I due ragazzi autistici hanno realizzato il sogno di partecipare e completare i 42 km della maratona di New York
Dal Ponte di Verrazzano a Central Park, 42 chilometri e spicci fatti di asfalto che scorre sotto i piedi, di emozioni forti, di momenti duri, di sogni realizzati. Jacopo e Francesco li hanno percorsi insieme, anche quando si sono allontanati, quando il loro passo non è stato più lo stesso.
Erano insieme comunque, perché loro due questa impresa l’hanno condivisa in un modo che gli altri non conoscono. Giornate ad allenarsi, a preparare quella maratona mitica, uno accanto all’altro per un anno e mezzo, quattro volte a settimana o giù di lì: Francesco a coltivare il suo sogno, Jacopo che quando è stato scelto come compagno di avventura non ha esitato a dire «cì, cì», il suo “sì”. È iniziata così, è finita a sole ormai spento all’altezza della 66ª strada, nella domenica più bella.
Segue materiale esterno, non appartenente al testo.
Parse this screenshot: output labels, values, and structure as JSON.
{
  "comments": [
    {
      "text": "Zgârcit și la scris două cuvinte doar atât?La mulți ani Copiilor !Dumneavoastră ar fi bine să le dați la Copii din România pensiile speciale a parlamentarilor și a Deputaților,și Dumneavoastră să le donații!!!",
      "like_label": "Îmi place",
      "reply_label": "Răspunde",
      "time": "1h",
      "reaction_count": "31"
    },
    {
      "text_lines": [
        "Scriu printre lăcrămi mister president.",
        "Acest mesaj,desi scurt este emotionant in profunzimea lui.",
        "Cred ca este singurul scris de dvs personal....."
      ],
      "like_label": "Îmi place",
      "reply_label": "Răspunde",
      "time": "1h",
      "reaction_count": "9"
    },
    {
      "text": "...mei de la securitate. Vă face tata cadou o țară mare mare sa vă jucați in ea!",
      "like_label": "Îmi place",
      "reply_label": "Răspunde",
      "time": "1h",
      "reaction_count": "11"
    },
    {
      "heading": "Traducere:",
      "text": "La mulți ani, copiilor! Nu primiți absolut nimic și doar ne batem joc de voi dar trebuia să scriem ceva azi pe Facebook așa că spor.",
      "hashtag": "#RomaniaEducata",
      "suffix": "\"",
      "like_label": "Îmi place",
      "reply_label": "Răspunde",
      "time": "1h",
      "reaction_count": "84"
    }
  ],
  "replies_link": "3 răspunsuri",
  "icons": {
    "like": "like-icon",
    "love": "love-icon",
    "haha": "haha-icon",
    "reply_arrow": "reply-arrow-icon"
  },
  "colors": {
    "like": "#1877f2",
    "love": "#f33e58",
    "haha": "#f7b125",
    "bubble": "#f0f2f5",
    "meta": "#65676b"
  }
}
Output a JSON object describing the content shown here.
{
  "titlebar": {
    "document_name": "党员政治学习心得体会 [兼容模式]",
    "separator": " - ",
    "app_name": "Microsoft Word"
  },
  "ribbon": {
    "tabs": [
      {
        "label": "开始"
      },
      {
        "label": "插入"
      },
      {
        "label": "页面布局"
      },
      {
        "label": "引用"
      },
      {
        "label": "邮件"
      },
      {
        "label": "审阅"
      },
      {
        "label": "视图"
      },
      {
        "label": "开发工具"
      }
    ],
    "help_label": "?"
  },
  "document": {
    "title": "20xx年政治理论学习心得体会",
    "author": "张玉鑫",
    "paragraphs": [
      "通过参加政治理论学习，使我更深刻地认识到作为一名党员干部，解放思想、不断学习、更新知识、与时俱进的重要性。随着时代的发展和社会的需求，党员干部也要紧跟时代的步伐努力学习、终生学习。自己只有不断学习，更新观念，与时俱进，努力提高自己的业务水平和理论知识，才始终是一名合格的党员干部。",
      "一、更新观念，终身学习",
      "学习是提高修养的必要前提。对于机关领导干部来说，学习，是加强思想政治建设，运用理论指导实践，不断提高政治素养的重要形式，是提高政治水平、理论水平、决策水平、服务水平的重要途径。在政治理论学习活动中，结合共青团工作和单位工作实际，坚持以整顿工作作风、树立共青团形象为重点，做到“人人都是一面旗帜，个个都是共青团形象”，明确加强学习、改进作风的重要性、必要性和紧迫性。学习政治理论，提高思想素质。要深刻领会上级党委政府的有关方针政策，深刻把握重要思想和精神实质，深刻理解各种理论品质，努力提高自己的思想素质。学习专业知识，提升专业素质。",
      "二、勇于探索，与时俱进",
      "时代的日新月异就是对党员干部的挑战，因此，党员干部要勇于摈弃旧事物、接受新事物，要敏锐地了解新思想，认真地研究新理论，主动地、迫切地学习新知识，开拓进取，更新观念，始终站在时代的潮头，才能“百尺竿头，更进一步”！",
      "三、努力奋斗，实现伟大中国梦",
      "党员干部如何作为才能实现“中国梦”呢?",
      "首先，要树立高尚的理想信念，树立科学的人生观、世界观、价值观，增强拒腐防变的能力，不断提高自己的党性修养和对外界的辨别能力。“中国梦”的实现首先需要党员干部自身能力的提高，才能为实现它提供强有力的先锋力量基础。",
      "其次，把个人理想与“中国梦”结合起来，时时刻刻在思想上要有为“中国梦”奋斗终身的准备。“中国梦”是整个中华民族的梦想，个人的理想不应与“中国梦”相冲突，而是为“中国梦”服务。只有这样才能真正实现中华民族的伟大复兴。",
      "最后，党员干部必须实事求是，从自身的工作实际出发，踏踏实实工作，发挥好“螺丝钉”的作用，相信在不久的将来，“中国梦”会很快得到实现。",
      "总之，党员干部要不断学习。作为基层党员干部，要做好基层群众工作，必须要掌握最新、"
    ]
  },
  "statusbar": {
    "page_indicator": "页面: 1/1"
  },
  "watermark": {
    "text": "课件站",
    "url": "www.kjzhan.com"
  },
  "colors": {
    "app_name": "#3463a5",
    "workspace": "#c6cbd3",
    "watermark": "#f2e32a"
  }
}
«La città ti circonda, la gente ti incita – racconta Francesco Salerno – e io mi sentivo parte di quella magia. C’è stato un momento in cui ho pensato di non farcela, ma Manuela e Paolo (i suoi accompagnatori, ndr) erano lì vicino a me. E poi c’era Jacopo. Accanto a lui mi sentivo più forte, come se insieme potessimo affrontare qualsiasi cosa».
New York e le sue luci, una frenesia che stranisce, un cuore che pulsa per quel popolo che corre. New York che il giorno dopo si è inchinata davanti a chi portava la medaglia al collo, come fa ogni anno. «Perché la maratona è un evento culturale, una festa – spiega Melania Bergamaschi, la mamma di Jacopo Munegato – e per mio figlio quella medaglia ha un valore diverso, la porta con un orgoglio che non riesce a spiegare ma che mostra chiaramente. Credo che questa impresa sia stata la dimostrazione che “disabilità” non è una parola definitiva; un messaggio da recapitare alle famiglie di ragazzi autistici, quello di non arrendersi».
Un viaggio che è stato denso a dir poco, convulso a volte, faticoso di sicuro. Un viaggio che è stato loro, certo, ma anche di chi li ha accompagnati col pensiero e non soltanto. I Ragazzi di Robin, dei quali Jacopo fa parte, hanno voluto condividere il suo sforzo a distanza, con una camminata a bordo lago qui a Segrate proprio in concomitanza della partenza newyorkese. Un evento al quale ha preso parte anche un gruppo di cittadini, con tanto di pettorale dedicato a Frank e Jaki. Un modo per sostenerli, un abbraccio che ha solcato l’oceano ed è arrivato a destinazione. «Ringrazio chi li ha seguiti scaricando la app che li geolocalizzava sul tracciato – dice Bergamaschi – e ringrazio mio figlio che non finisce mai di stupirmi e mi fa avere fiducia in questo mondo, nonostante tutto e tutti».
L’autismo che sbiadisce e un po’ si arrende, mentre Francesco viaggia a ritmi difficili da tenere per molti e chiude in quattro ore e mezza; mentre Jacopo taglia il traguardo con il tricolore sulle spalle dopo oltre sei ore di coraggio e tenacia. Una lezione per tutti, una sfida vinta per loro due. Vinta insieme, sostenendosi a modo loro, completandosi. Parole e sguardi, sorrisi e lacrime. New York è stata loro per un giorno, ma lo sarà per sempre.